Question

With the aid of a suitable example and labelled diagrams write a detailed note on the physical behaviour of aqueous solutions of ionic surfactants. Choosing at least three physical properties to explain clearly the variance in each physical property as a function of surfactant concentration.

Answer 1

A surfactant is a compound that lowers the surface tension between two liquids or between a gas an a liquid (air and water, for example). They contain both hydrophilic ("water-loving") heads and hydrophobic ("water-hating") tails. The hydrophilic heads are logically, soluble in water, while the hydrophobic tails are soluble in non-polar solvents, such as oil. One strucutre of a surfactant can be seen in the following diagram:

In an aqueous solution, surfactants can form various structures. The one pictured is called a micelle. In a micelle, the hydrophobic tails come together in the center of a circle and the hydrophilic heads interact with the solvent outside of the circle. Another possible structure is a lipid bilayer, such as the ones present in cell membranes. The structure will depend on the chemical structure and composition of the surfactant (hydrophilic and hydrophobic parts and their size).

An ionic surfactant is one that has a hydrophilic head with a net charge (positive or negative). Positively charged surfactants are called cationic surfactants while negatively charged surfactants are called anionic surfactants. An example of an ionic surfactant is sodium stearate, which is the most common component in soap:

Depending on the concentration of the ionic surfactants, the physical properties of the solution will change.

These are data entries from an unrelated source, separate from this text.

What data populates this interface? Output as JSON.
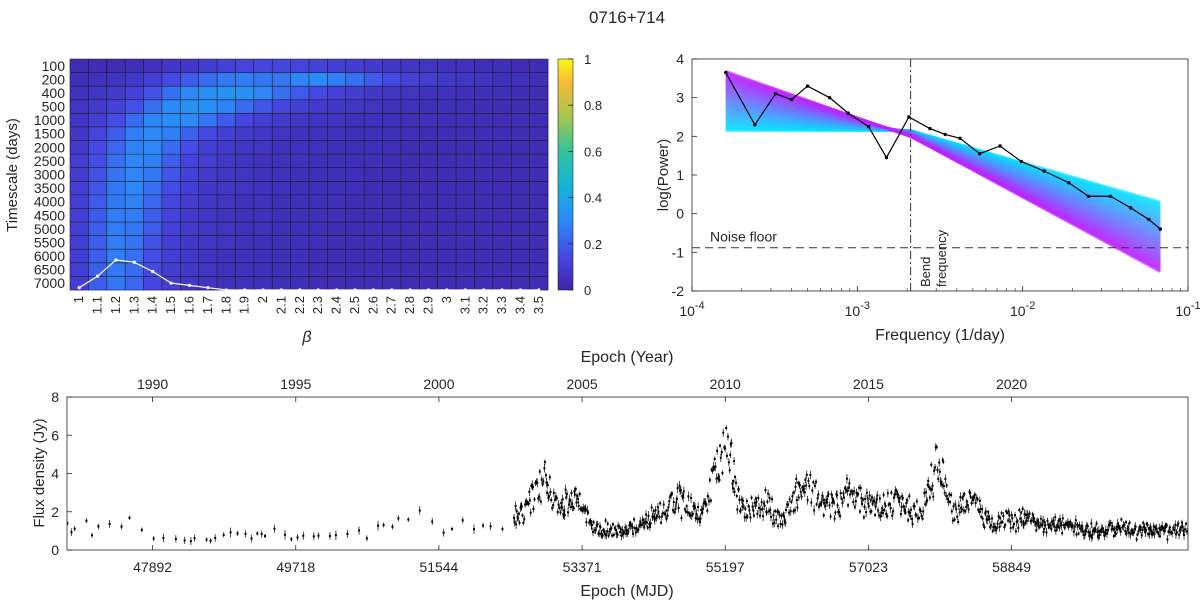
{
  "title": "0716+714",
  "chart_data": [
    {
      "type": "heatmap",
      "ylabel": "Timescale (days)",
      "xlabel": "β",
      "x_categories": [
        "1",
        "1.1",
        "1.2",
        "1.3",
        "1.4",
        "1.5",
        "1.6",
        "1.7",
        "1.8",
        "1.9",
        "2",
        "2.1",
        "2.2",
        "2.3",
        "2.4",
        "2.5",
        "2.6",
        "2.7",
        "2.8",
        "2.9",
        "3",
        "3.1",
        "3.2",
        "3.3",
        "3.4",
        "3.5"
      ],
      "y_categories": [
        "100",
        "200",
        "400",
        "500",
        "1000",
        "1500",
        "2000",
        "2500",
        "3000",
        "3500",
        "4000",
        "4500",
        "5000",
        "5500",
        "6000",
        "6500",
        "7000"
      ],
      "colorbar": {
        "ticks": [
          "0",
          "0.2",
          "0.4",
          "0.6",
          "0.8",
          "1"
        ],
        "range": [
          0,
          1
        ],
        "colormap": "parula"
      },
      "values": [
        [
          0.03,
          0.03,
          0.03,
          0.04,
          0.05,
          0.07,
          0.08,
          0.1,
          0.12,
          0.13,
          0.14,
          0.14,
          0.13,
          0.12,
          0.11,
          0.1,
          0.09,
          0.08,
          0.07,
          0.06,
          0.05,
          0.05,
          0.04,
          0.04,
          0.03,
          0.03
        ],
        [
          0.04,
          0.05,
          0.06,
          0.08,
          0.11,
          0.15,
          0.19,
          0.23,
          0.26,
          0.27,
          0.26,
          0.25,
          0.29,
          0.3,
          0.27,
          0.24,
          0.19,
          0.15,
          0.12,
          0.1,
          0.08,
          0.07,
          0.06,
          0.05,
          0.05,
          0.04
        ],
        [
          0.05,
          0.07,
          0.09,
          0.12,
          0.17,
          0.24,
          0.29,
          0.32,
          0.33,
          0.32,
          0.29,
          0.24,
          0.19,
          0.15,
          0.12,
          0.1,
          0.08,
          0.07,
          0.06,
          0.05,
          0.05,
          0.04,
          0.04,
          0.04,
          0.03,
          0.03
        ],
        [
          0.06,
          0.09,
          0.12,
          0.17,
          0.24,
          0.3,
          0.33,
          0.32,
          0.28,
          0.23,
          0.18,
          0.14,
          0.11,
          0.09,
          0.08,
          0.07,
          0.06,
          0.05,
          0.05,
          0.04,
          0.04,
          0.04,
          0.03,
          0.03,
          0.03,
          0.03
        ],
        [
          0.07,
          0.11,
          0.16,
          0.23,
          0.29,
          0.31,
          0.3,
          0.25,
          0.19,
          0.14,
          0.11,
          0.09,
          0.07,
          0.06,
          0.06,
          0.05,
          0.05,
          0.04,
          0.04,
          0.04,
          0.03,
          0.03,
          0.03,
          0.03,
          0.03,
          0.03
        ],
        [
          0.08,
          0.13,
          0.2,
          0.27,
          0.3,
          0.27,
          0.21,
          0.15,
          0.11,
          0.09,
          0.07,
          0.06,
          0.05,
          0.05,
          0.05,
          0.04,
          0.04,
          0.04,
          0.04,
          0.03,
          0.03,
          0.03,
          0.03,
          0.03,
          0.03,
          0.03
        ],
        [
          0.09,
          0.15,
          0.22,
          0.28,
          0.29,
          0.23,
          0.16,
          0.11,
          0.09,
          0.07,
          0.06,
          0.05,
          0.05,
          0.05,
          0.04,
          0.04,
          0.04,
          0.04,
          0.03,
          0.03,
          0.03,
          0.03,
          0.03,
          0.03,
          0.03,
          0.03
        ],
        [
          0.1,
          0.16,
          0.24,
          0.29,
          0.28,
          0.2,
          0.13,
          0.1,
          0.08,
          0.06,
          0.05,
          0.05,
          0.05,
          0.04,
          0.04,
          0.04,
          0.04,
          0.03,
          0.03,
          0.03,
          0.03,
          0.03,
          0.03,
          0.03,
          0.03,
          0.03
        ],
        [
          0.1,
          0.17,
          0.25,
          0.29,
          0.26,
          0.18,
          0.12,
          0.09,
          0.07,
          0.06,
          0.05,
          0.05,
          0.04,
          0.04,
          0.04,
          0.04,
          0.03,
          0.03,
          0.03,
          0.03,
          0.03,
          0.03,
          0.03,
          0.03,
          0.03,
          0.03
        ],
        [
          0.11,
          0.18,
          0.26,
          0.29,
          0.24,
          0.16,
          0.11,
          0.08,
          0.07,
          0.06,
          0.05,
          0.05,
          0.04,
          0.04,
          0.04,
          0.04,
          0.03,
          0.03,
          0.03,
          0.03,
          0.03,
          0.03,
          0.03,
          0.03,
          0.03,
          0.03
        ],
        [
          0.11,
          0.19,
          0.26,
          0.28,
          0.22,
          0.14,
          0.1,
          0.08,
          0.06,
          0.05,
          0.05,
          0.04,
          0.04,
          0.04,
          0.04,
          0.03,
          0.03,
          0.03,
          0.03,
          0.03,
          0.03,
          0.03,
          0.03,
          0.03,
          0.03,
          0.03
        ],
        [
          0.11,
          0.19,
          0.27,
          0.27,
          0.2,
          0.13,
          0.09,
          0.07,
          0.06,
          0.05,
          0.05,
          0.04,
          0.04,
          0.04,
          0.04,
          0.03,
          0.03,
          0.03,
          0.03,
          0.03,
          0.03,
          0.03,
          0.03,
          0.03,
          0.03,
          0.03
        ],
        [
          0.11,
          0.2,
          0.27,
          0.26,
          0.19,
          0.12,
          0.09,
          0.07,
          0.06,
          0.05,
          0.05,
          0.04,
          0.04,
          0.04,
          0.03,
          0.03,
          0.03,
          0.03,
          0.03,
          0.03,
          0.03,
          0.03,
          0.03,
          0.03,
          0.03,
          0.03
        ],
        [
          0.11,
          0.2,
          0.27,
          0.25,
          0.17,
          0.11,
          0.08,
          0.07,
          0.06,
          0.05,
          0.04,
          0.04,
          0.04,
          0.04,
          0.03,
          0.03,
          0.03,
          0.03,
          0.03,
          0.03,
          0.03,
          0.03,
          0.03,
          0.03,
          0.03,
          0.03
        ],
        [
          0.11,
          0.2,
          0.27,
          0.24,
          0.16,
          0.11,
          0.08,
          0.06,
          0.05,
          0.05,
          0.04,
          0.04,
          0.04,
          0.03,
          0.03,
          0.03,
          0.03,
          0.03,
          0.03,
          0.03,
          0.03,
          0.03,
          0.03,
          0.03,
          0.03,
          0.03
        ],
        [
          0.11,
          0.2,
          0.26,
          0.23,
          0.15,
          0.1,
          0.08,
          0.06,
          0.05,
          0.05,
          0.04,
          0.04,
          0.04,
          0.03,
          0.03,
          0.03,
          0.03,
          0.03,
          0.03,
          0.03,
          0.03,
          0.03,
          0.03,
          0.03,
          0.03,
          0.03
        ],
        [
          0.11,
          0.2,
          0.26,
          0.22,
          0.14,
          0.1,
          0.07,
          0.06,
          0.05,
          0.05,
          0.04,
          0.04,
          0.04,
          0.03,
          0.03,
          0.03,
          0.03,
          0.03,
          0.03,
          0.03,
          0.03,
          0.03,
          0.03,
          0.03,
          0.03,
          0.03
        ]
      ],
      "overlay_curve": {
        "color": "#ffffff",
        "values": [
          0.01,
          0.06,
          0.13,
          0.12,
          0.08,
          0.03,
          0.02,
          0.01,
          0.0,
          0.0,
          0.0,
          0.0,
          0.0,
          0.0,
          0.0,
          0.0,
          0.0,
          0.0,
          0.0,
          0.0,
          0.0,
          0.0,
          0.0,
          0.0,
          0.0,
          0.0
        ]
      }
    },
    {
      "type": "line",
      "xlabel": "Frequency (1/day)",
      "ylabel": "log(Power)",
      "xscale": "log",
      "xlim": [
        0.0001,
        0.1
      ],
      "ylim": [
        -2,
        4
      ],
      "x_ticks": [
        {
          "base": "10",
          "exp": "-4"
        },
        {
          "base": "10",
          "exp": "-3"
        },
        {
          "base": "10",
          "exp": "-2"
        },
        {
          "base": "10",
          "exp": "-1"
        }
      ],
      "y_ticks": [
        "-2",
        "-1",
        "0",
        "1",
        "2",
        "3",
        "4"
      ],
      "annotations": {
        "noise_floor": "Noise floor",
        "bend": [
          "Bend",
          "frequency"
        ]
      },
      "noise_floor_y": -0.88,
      "bend_frequency_x": 0.0021,
      "simulated_band": {
        "colors": [
          "#00e5ff",
          "#c020ff"
        ],
        "x": [
          0.00016,
          0.0021,
          0.068
        ],
        "upper_high_bend": [
          3.85,
          2.1,
          0.3
        ],
        "upper_low_bend": [
          2.15,
          2.15,
          0.3
        ],
        "lower": [
          2.1,
          2.0,
          -1.5
        ]
      },
      "series": [
        {
          "color": "#000000",
          "x": [
            0.00016,
            0.00024,
            0.00032,
            0.0004,
            0.0005,
            0.00068,
            0.00088,
            0.00117,
            0.0015,
            0.00205,
            0.00275,
            0.0034,
            0.00418,
            0.0055,
            0.0073,
            0.0098,
            0.0135,
            0.019,
            0.025,
            0.034,
            0.045,
            0.058,
            0.068
          ],
          "y": [
            3.65,
            2.3,
            3.1,
            2.95,
            3.3,
            3.0,
            2.6,
            2.25,
            1.45,
            2.5,
            2.2,
            2.05,
            1.95,
            1.55,
            1.75,
            1.35,
            1.1,
            0.8,
            0.45,
            0.45,
            0.15,
            -0.15,
            -0.4
          ]
        }
      ]
    },
    {
      "type": "scatter",
      "xlabel": "Epoch (MJD)",
      "ylabel": "Flux density (Jy)",
      "top_xlabel": "Epoch (Year)",
      "xlim": [
        46800,
        61100
      ],
      "ylim": [
        0,
        8
      ],
      "x_ticks": [
        "47892",
        "49718",
        "51544",
        "53371",
        "55197",
        "57023",
        "58849"
      ],
      "top_ticks": [
        "1990",
        "1995",
        "2000",
        "2005",
        "2010",
        "2015",
        "2020"
      ],
      "y_ticks": [
        "0",
        "2",
        "4",
        "6",
        "8"
      ],
      "flux_profile": [
        {
          "mjd": 46800,
          "base": 1.0
        },
        {
          "mjd": 47200,
          "base": 1.2
        },
        {
          "mjd": 47600,
          "base": 1.2
        },
        {
          "mjd": 47900,
          "base": 0.7
        },
        {
          "mjd": 48400,
          "base": 0.6
        },
        {
          "mjd": 49000,
          "base": 0.7
        },
        {
          "mjd": 49300,
          "base": 0.8
        },
        {
          "mjd": 49700,
          "base": 0.8
        },
        {
          "mjd": 50100,
          "base": 0.6
        },
        {
          "mjd": 50600,
          "base": 1.0
        },
        {
          "mjd": 51000,
          "base": 1.8
        },
        {
          "mjd": 51300,
          "base": 1.9
        },
        {
          "mjd": 51600,
          "base": 1.0
        },
        {
          "mjd": 52000,
          "base": 1.3
        },
        {
          "mjd": 52300,
          "base": 1.1
        },
        {
          "mjd": 52600,
          "base": 2.0
        },
        {
          "mjd": 52900,
          "base": 3.8
        },
        {
          "mjd": 53050,
          "base": 2.3
        },
        {
          "mjd": 53300,
          "base": 2.6
        },
        {
          "mjd": 53500,
          "base": 1.2
        },
        {
          "mjd": 53900,
          "base": 1.0
        },
        {
          "mjd": 54200,
          "base": 1.6
        },
        {
          "mjd": 54600,
          "base": 2.6
        },
        {
          "mjd": 54900,
          "base": 1.8
        },
        {
          "mjd": 55200,
          "base": 5.8
        },
        {
          "mjd": 55400,
          "base": 2.2
        },
        {
          "mjd": 55700,
          "base": 2.4
        },
        {
          "mjd": 55900,
          "base": 1.6
        },
        {
          "mjd": 56200,
          "base": 3.6
        },
        {
          "mjd": 56500,
          "base": 2.2
        },
        {
          "mjd": 56800,
          "base": 3.0
        },
        {
          "mjd": 57100,
          "base": 2.2
        },
        {
          "mjd": 57400,
          "base": 2.5
        },
        {
          "mjd": 57700,
          "base": 1.8
        },
        {
          "mjd": 57900,
          "base": 4.6
        },
        {
          "mjd": 58100,
          "base": 2.0
        },
        {
          "mjd": 58300,
          "base": 2.6
        },
        {
          "mjd": 58600,
          "base": 1.4
        },
        {
          "mjd": 59000,
          "base": 1.6
        },
        {
          "mjd": 59400,
          "base": 1.3
        },
        {
          "mjd": 59800,
          "base": 1.0
        },
        {
          "mjd": 60200,
          "base": 1.1
        },
        {
          "mjd": 60600,
          "base": 1.0
        },
        {
          "mjd": 61100,
          "base": 1.0
        }
      ]
    }
  ]
}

The most important physical property that changes with the addition of ionic surfactants is the surface tension. Surface tension is an intensive property that gets dramatically reduced as the concentration of the surfactant is increased. Surface tension decreases strongly until the critical micelle concentration (CMC) is reached. At that point, adding more surfactant won't reduce the surface tension of the solution further. The graph is normally done in a logarithmic scale for concentration, because like pH, the concentration of surfactant can vary greatly. A qualitative graph of the change of surface tension vs. concentration of surfactant is shown:

Another property that changes due to to surfactant concentration is the solubility of insoluble compounds in aqueous solutions. Surfactants help dissolve more insoluble compounds in aqueous solutions, especially after the CMC is reached (where the surfactants start forming micelles and are not just individual molecules). After that point and as can be seen in the following graph, solubility increases exponentially.

Another important property that is affected by surfactant concentration is the conductivity. As the ionic surfactant is added, the conductivity of the aqueous solution logically increases with a linear relation. But once again, when the CMC is reached, another change occurs. The surfactants form micelles and the conductivity keeps increasing, but at a smaller slope than before the CMC. This can be seen in the following graph:

Surfactants are part of everyday life. Some examples of ionic surfactants are soaps and detergents. They have the characteristic structure of surfactants described earlier. When a determined concentration of soap is added to a glass of water, bubbles form and don't break down easily. This occurs because the surface tension has been drastically reduced by adding the soap. This stabilization is very important because both soap and detergent have hypochlorite or calcium carbonate that act as cleaning agents and can act much more efficiently due to the reduction of surface tension.